図9は、引張歪み量と、発熱ピークトップ温度の変化量との関係を示すマスター曲線を示すグラフである。
図9のグラフでは、横軸に引張歪み量を取り、縦軸に発熱ピークトップ温度の変化量を取り、各引張供試体のデータを黒三角形で示している。また、発熱ピークトップ温度の変化量は、各引張変形した引張供試体の発熱ピークトップ温度と、引張歪み量が0%(引張変形なし)の引張供試体(受入れまま材)の発熱ピークトップ温度との差から求めた。

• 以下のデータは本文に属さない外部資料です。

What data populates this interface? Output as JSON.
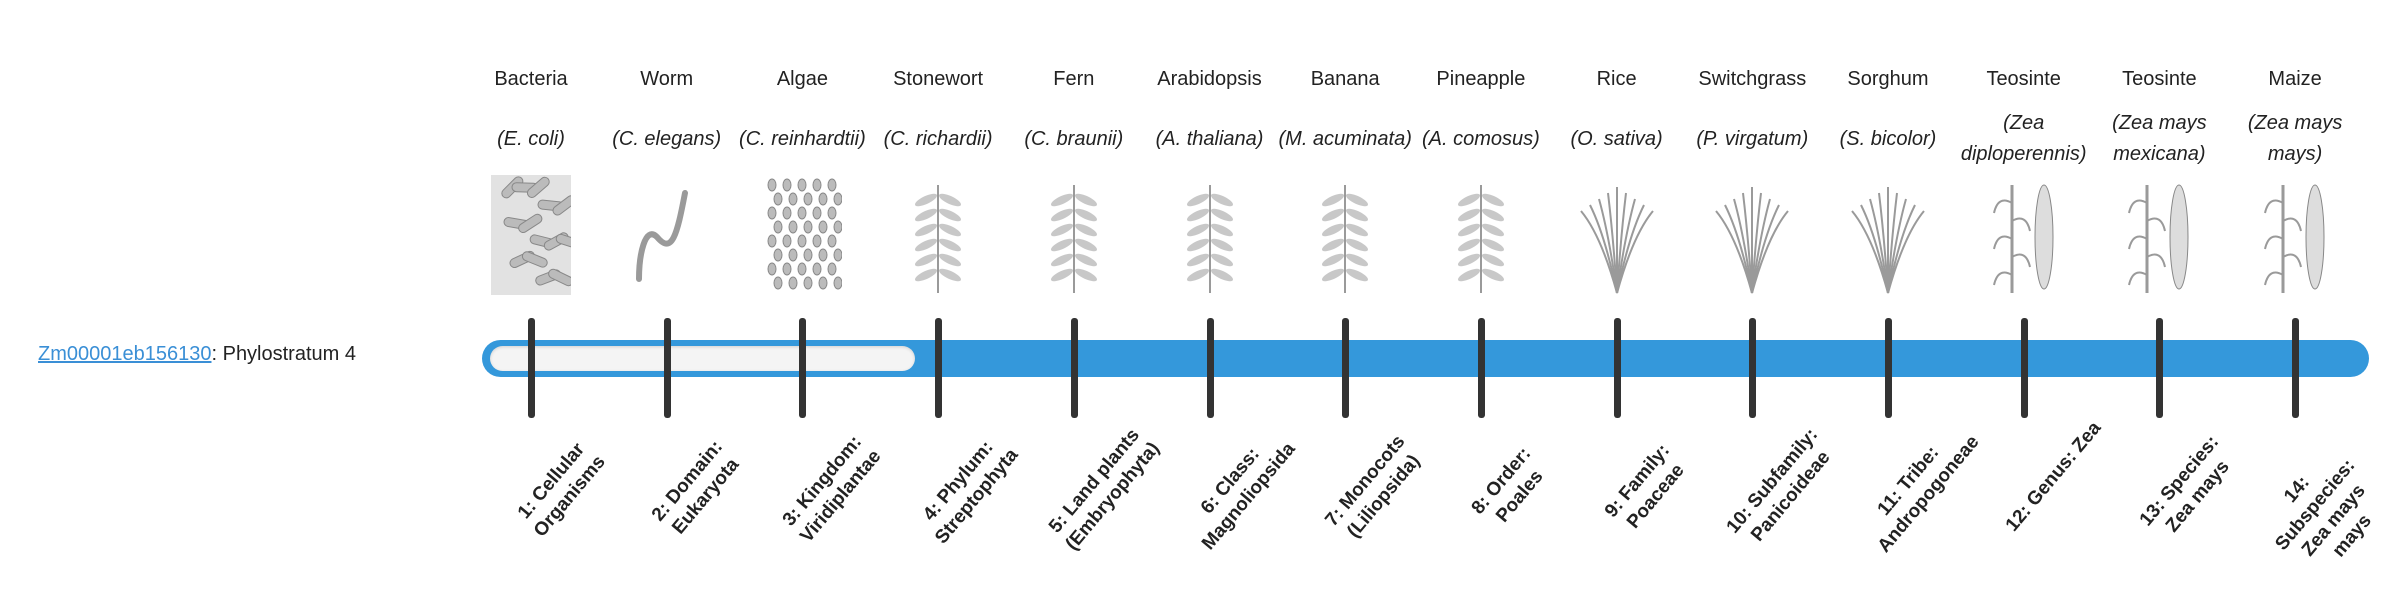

図9のグラフから、引張歪み量と、発熱ピークトップ温度の変化量との間には、相関関係が認められた。より詳細には、引張歪み量が大きくなるほど、発熱ピークトップ温度の変化量の負側の絶対値が大きくなり、発熱ピークトップ温度が低温側にシフトすることが明らかとなった。
【0046】
次に、引張変形した析出硬化型アルミニウム合金部材の引張歪み量を推定する方法について説明する。まず、引張変形前後の析出硬化型アルミニウム合金部材から試料等を採取し、示差走査熱量測定等の熱分析をして各々の発熱ピークトップ温度を求める。引張変形後の発熱ピークトップ温度と、引張変形前の発熱ピークトップ温度との差を算出する。予め求めておいた引張歪み量と発熱ピークトップ温度の変化量との関係として、
図9に示すマスター曲線を用いることにより、引張変形した析出硬化型アルミニウム合金部材の引張歪み量を推定する。例えば、発熱ピークトップ温度の変化量ΔTが−3℃である場合には、引張歪み量が0.33%と推定される。このように引張歪み量が1%以下の微小な引張変形の場合でも、引張歪み量を精度良く推定することができる。
【0047】
[実施例2]
次に、クリープ変形した析出硬化型アルミニウム合金部材の歪み量推定試験を行った。まず、クリープ変形した析出硬化型アルミニウム合金部材のクリープ歪み量を推定するためのマスター曲線の作成について説明する。マスター曲線作成用のクリープ供試体には、Al−Cu−Mg系合金である2618合金(調質状態T6:溶体化処理後の人工時効処理)を用いた。クリープ試験については、クリープ供試体に所定温度で所定のクリープ荷重を負荷し、所定のクリープ歪み量が得られた時点で中止した。各クリープ供試体のクリープ歪み量は、0.10%、0.44%とした。また、クリープ歪み量が0%(クリープ変形なし)のクリープ供試体(受入れまま材)についても用意した。各クリープ供試体について、示差走査熱量測定を行って吸熱ピークから吸熱ピークトップ温度を求めた。
【0048】
次に、クリープ歪み量と、吸熱ピークトップ温度との関係を示すマスター曲線を作成した。
図10は、クリープ歪み量と、吸熱ピークトップ温度の変化量との関係を示すマスター曲線のグラフである。
図10のグラフでは、横軸にクリープ歪み量を取り、縦軸に吸熱ピークトップ温度の変化量を取り、各クリープ供試体のデータを黒菱形で示している。また、吸熱ピークトップ温度の変化量は、各クリープ変形したクリープ供試体の吸熱ピークトップ温度と、クリープ歪み量が0%(クリープ変形なし)のクリープ供試体(受入れまま材)の吸熱ピークトップ温度との差から求めた。
図10のグラフから、クリープ歪み量と、吸熱ピークトップ温度の変化量との間には、相関関係が認められた。より詳細には、クリープ歪み量が大きくなるほど、吸熱ピークトップ温度の変化量の負側の絶対値が大きくなり、吸熱ピークトップ温度が低温側にシフトすることが明らかとなった。
【0049】
次に、クリープ変形した析出硬化型アルミニウム合金部材のクリープ歪み量を推定する方法について説明する。まず、クリープ変形前後の析出硬化型アルミニウム合金部材から試料等を採取し、示差走査熱量測定等の熱分析をして各々の吸熱ピークトップ温度を求める。クリープ変形後の吸熱ピークトップ温度と、クリープ変形前の吸熱ピークトップ温度との差を算出する。予め求めておいたクリープ歪み量と吸熱ピークトップ温度の変化量との関係として、
図10に示すマスター曲線を用いることにより、クリープ変形した析出硬化型アルミニウム合金部材のクリープ歪み量を推定する。例えば、吸熱ピークトップ温度の変化量ΔTが−4℃である場合には、クリープ歪み量が0.24%と推定される。このようにクリープ歪み量が1%以下の微小なクリープ変形の場合でも、クリープ歪み量を精度良く推定することができる。